I was sitting alone in a garage surrounded by packing boxes.
My usual morning routine, which started with coffee back then (and now is more about black tea), segued into a new idea for this column. I started writing about what it means to be driven, to push yourself so hard that you have no other choice but to find a solution. Like someone absolutely committed to obtaining a college degree or finding their way through downtown traffic, you just push and push and push.
And yet, the neurons were not firing that day. I was in a garage because we had sold our house, and a friend had offered a place to live for a few weeks. On a cabin by a lake--sounds idyllic, right? And yet, the cabin didn't have an office or a place to work.

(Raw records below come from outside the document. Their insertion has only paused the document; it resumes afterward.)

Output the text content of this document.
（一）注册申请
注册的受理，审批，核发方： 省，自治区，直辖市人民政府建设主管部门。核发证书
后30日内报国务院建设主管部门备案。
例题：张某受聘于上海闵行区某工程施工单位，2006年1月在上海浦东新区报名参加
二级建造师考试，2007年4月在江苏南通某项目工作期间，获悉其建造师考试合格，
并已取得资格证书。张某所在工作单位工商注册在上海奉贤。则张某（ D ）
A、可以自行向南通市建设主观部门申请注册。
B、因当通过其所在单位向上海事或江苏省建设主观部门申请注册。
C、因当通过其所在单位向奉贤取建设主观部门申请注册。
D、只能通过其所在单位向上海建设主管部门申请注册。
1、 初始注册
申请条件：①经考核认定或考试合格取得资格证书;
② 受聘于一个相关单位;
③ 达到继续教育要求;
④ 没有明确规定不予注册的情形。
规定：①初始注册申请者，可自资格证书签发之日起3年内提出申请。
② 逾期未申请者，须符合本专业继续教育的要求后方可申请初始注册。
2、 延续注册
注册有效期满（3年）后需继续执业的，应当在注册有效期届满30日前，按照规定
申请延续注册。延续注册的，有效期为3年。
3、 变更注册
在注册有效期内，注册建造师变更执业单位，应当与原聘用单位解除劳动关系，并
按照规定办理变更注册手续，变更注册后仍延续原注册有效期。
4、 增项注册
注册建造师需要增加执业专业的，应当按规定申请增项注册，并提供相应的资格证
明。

In fact, it barely had a working air conditioner.
That garage, sitting on the end of a dirt road, became a haven for me, but it wasn't easy to keep writing. My chair creaked. The oil stains smelled. I'd sometimes hear the scraping of some wild animal late at night, giving me the creeps. Pushing was not exactly an option. It was more like a mind game; I was trying to stay productive.

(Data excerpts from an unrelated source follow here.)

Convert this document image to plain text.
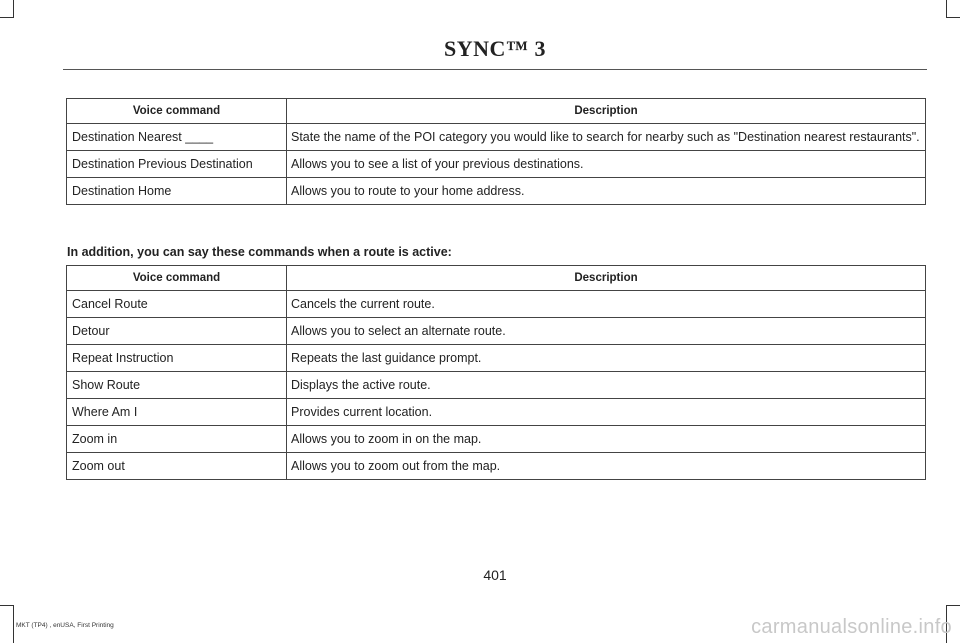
SYNC™ 3
Voice command	Description
Destination Nearest ____	State the name of the POI category you would like to search for nearby such as "Destination nearest restaurants".
Destination Previous Destination	Allows you to see a list of your previous destinations.
Destination Home	Allows you to route to your home address.
In addition, you can say these commands when a route is active:
Voice command	Description
Cancel Route	Cancels the current route.
Detour	Allows you to select an alternate route.
Repeat Instruction	Repeats the last guidance prompt.
Show Route	Displays the active route.
Where Am I	Provides current location.
Zoom in	Allows you to zoom in on the map.
Zoom out	Allows you to zoom out from the map.
401
MKT (TP4) , enUSA, First Printing	carmanualsonline.info
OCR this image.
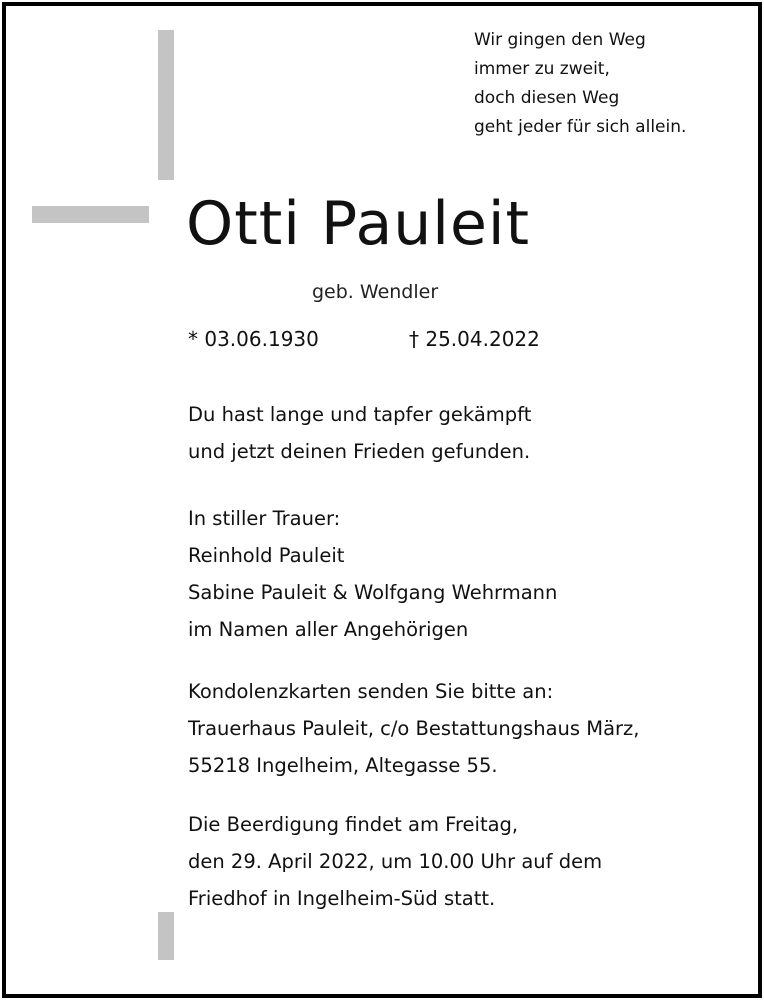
Wir gingen den Weg
immer zu zweit,
doch diesen Weg
geht jeder für sich allein.
Otti Pauleit
geb. Wendler
* 03.06.1930	† 25.04.2022
Du hast lange und tapfer gekämpft
und jetzt deinen Frieden gefunden.
In stiller Trauer:
Reinhold Pauleit
Sabine Pauleit & Wolfgang Wehrmann
im Namen aller Angehörigen
Kondolenzkarten senden Sie bitte an:
Trauerhaus Pauleit, c/o Bestattungshaus März,
55218 Ingelheim, Altegasse 55.
Die Beerdigung findet am Freitag,
den 29. April 2022, um 10.00 Uhr auf dem
Friedhof in Ingelheim-Süd statt.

I wasn't. In the midst of acquiring bank loans and arranging for a U-Haul, I kept driving and pushing myself. Since 2001, I've worked as a columnist in magazines and online (including about seven years writing this column). This time, I was pushing against a brick wall, so I decided to retreat back into the cabin and fetch more coffee.
On my way back, I thought pretty hard about why I'm so driven. What was this internal motivator pushing me forward? Was it money? Or the appeal of success? Or a desire to prove my father wrong after I left a corporate job? I stopped in my tracks. I didn't see a light shining down from the sky--other than the sun--but I did have an epiphany. I realized right then and there that I needed to stop trying so hard, living under my own power. I went back to the cabin and wrote a column about how "being driven" is not the answer.
And then I had an idea for a book. It's on a spiritual topic, but the basic concept is that we can't do it all on our own. We need help. We can stay driven and keep pushing, but at the end of the day, there's only so much we can do to find success. In a business context, it means letting other people mentor us, letting our team develop and grow outside of our control. In marriage or in raising kids, it means allowing friends and extended family to become part of our inner circle, to help us move forward.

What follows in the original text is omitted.